Question

In the given figure, $BDC$ is a tangent to the given circle at point $D$ such that $BD=30$ cm and

$CD$ = $7$ cm. The other tangents $BE$ and $CF$ are dawn respectively from $B$ and $C$ to the circle and meet when produced at $A$ making $BAC$ a right angle triangle.

Calculate (i) $AF$ (ii) radius of the circle.

Answer 1

(i)

AB, BC and AC are tangents to the circle at E, D and F.

$BD=30cm,DC=7cm,\angle BAC=90$

From the theorem stated,

$BE=BD=30cm$

Also $FC=DC=7cm$

Let $AE=AF=x$ …. (1)

Then $AB=BE+AE=(30+x)$

$AC=AF+FC=(7+x)$

$BC=BD+DC=30+7=37cm$

Consider right trianlge ABC, by Pythagoras theorem we have

$B{C}^2=A{B}^2+A{C}^2$

$(37{)}^2=(30+x{)}^2+(7+x{)}^2$

$1369=900+60x+x^2+49+14x+x^2$

$2x^2+74x+949–1369=0$

$2x^2+74x–420=0$

$x^2+37x–210=0$

$x^2+42x–5x–210=0$

$x(x+42)–5(x+42)=0$

$(x–5)(x+42)=0$

$(x–5)=0or(x+42)=0$

$x=5orx=–42$

$x=5$[Since x cannot be negative]

$\therefore AF=5cm$[From (1)]

Therefore$AB=30+x=30+5=35cm$

(ii)

$AC=7+x=7+5=12cm$

Let ‘O’ be the centre of the circle and ‘r’ the radius of the circle.

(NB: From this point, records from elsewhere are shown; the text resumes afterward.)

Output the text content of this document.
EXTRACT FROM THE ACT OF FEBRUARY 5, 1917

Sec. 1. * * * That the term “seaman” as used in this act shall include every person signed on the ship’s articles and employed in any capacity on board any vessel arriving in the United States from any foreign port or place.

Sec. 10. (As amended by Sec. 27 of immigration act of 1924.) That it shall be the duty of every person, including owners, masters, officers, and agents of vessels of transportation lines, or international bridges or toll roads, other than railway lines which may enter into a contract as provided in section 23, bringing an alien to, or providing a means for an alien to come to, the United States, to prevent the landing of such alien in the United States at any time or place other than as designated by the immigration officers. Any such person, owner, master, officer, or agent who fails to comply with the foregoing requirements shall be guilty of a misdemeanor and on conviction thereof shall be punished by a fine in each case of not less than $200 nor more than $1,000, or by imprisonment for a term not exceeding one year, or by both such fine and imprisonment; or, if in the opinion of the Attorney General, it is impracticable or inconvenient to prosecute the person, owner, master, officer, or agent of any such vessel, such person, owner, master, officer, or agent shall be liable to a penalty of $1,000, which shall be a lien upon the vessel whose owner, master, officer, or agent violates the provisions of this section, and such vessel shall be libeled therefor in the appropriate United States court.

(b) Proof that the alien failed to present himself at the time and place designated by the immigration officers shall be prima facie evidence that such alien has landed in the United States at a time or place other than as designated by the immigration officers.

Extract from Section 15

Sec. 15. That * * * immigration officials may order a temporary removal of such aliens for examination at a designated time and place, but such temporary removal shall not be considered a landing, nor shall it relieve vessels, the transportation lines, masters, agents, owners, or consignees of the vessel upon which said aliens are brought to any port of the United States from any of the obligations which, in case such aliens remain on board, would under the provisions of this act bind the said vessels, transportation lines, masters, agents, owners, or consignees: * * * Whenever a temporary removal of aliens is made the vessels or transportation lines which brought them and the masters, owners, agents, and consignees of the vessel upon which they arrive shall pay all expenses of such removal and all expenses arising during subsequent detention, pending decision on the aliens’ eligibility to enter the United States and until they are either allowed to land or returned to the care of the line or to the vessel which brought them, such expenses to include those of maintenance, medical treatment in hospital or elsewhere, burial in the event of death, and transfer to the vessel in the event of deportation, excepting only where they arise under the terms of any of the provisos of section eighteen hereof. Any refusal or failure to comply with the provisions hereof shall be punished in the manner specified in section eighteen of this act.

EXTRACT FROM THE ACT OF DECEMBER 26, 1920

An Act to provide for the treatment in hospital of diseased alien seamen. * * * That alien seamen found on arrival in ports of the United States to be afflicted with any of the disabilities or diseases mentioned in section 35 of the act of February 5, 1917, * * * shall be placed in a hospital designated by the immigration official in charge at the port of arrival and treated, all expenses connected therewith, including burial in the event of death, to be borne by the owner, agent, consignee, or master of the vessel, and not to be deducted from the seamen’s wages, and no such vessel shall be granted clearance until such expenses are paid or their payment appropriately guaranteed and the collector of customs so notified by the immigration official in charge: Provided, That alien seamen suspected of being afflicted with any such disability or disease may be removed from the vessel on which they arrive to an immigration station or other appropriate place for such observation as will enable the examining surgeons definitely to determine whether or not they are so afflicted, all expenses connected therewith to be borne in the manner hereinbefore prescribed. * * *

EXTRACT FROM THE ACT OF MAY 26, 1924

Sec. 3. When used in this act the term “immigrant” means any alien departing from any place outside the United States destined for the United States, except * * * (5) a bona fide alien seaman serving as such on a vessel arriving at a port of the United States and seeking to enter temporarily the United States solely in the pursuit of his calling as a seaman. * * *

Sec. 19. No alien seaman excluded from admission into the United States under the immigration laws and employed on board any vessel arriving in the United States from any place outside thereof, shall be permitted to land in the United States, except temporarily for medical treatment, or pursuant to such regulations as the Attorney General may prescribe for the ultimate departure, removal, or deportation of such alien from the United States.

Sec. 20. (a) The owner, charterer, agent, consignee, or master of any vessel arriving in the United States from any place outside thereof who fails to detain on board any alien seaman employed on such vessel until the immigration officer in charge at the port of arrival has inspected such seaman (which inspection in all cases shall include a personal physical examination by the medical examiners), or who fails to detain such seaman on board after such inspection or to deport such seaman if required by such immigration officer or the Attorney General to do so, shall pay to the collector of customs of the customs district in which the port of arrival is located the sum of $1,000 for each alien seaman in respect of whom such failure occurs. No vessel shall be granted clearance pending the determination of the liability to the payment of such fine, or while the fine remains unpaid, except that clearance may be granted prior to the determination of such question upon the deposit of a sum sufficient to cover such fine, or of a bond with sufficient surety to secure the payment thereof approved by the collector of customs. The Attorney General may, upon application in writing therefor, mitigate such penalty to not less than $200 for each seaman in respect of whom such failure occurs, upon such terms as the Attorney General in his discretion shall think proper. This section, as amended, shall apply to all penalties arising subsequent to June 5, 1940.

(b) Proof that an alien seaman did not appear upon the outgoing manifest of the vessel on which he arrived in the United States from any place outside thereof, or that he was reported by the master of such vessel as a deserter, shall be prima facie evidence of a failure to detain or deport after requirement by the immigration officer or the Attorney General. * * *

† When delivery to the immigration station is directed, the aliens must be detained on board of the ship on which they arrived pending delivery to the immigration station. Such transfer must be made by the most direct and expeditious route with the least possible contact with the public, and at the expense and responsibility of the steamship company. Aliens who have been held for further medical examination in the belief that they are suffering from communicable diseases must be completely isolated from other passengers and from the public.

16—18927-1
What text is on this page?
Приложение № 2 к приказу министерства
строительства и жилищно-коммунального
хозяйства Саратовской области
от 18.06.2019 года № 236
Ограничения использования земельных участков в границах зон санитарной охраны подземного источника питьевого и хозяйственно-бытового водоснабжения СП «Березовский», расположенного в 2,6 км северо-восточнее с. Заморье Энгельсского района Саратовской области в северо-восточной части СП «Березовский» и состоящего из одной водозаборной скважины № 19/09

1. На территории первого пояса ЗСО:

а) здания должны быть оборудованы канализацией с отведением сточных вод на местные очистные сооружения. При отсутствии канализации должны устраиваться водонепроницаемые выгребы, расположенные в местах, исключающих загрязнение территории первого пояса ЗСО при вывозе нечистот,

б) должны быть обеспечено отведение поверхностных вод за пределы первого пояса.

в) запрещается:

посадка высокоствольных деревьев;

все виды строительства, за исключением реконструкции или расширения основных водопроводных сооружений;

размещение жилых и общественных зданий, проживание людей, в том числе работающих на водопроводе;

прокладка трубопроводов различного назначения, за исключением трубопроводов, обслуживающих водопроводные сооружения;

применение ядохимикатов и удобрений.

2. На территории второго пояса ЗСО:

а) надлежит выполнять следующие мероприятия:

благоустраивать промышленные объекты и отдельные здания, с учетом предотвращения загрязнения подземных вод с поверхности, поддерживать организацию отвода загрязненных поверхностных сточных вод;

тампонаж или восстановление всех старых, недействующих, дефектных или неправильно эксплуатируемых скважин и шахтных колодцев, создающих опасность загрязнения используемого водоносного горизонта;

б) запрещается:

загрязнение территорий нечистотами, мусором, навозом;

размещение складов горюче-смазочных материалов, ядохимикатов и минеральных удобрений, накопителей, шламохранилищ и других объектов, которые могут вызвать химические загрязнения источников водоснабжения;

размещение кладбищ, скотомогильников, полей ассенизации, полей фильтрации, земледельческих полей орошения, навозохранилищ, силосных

Join point O, F; points O, D and points O, E.

From the figure,

$\frac{1}{2}\times AC\times AB=\frac{1}{2}\times AB\times OE+\frac{1}{2}\times BC\times OD+\frac{1}{2}\times AC\times OC$

$AC\times AB=AB\times OE+BC\times OD+AC\times OC$

$12\times 35=35\times r+37\times r+12\times r$

$420=84r$

$\therefore r=5$

Thus the radius of the circle is 5 cm.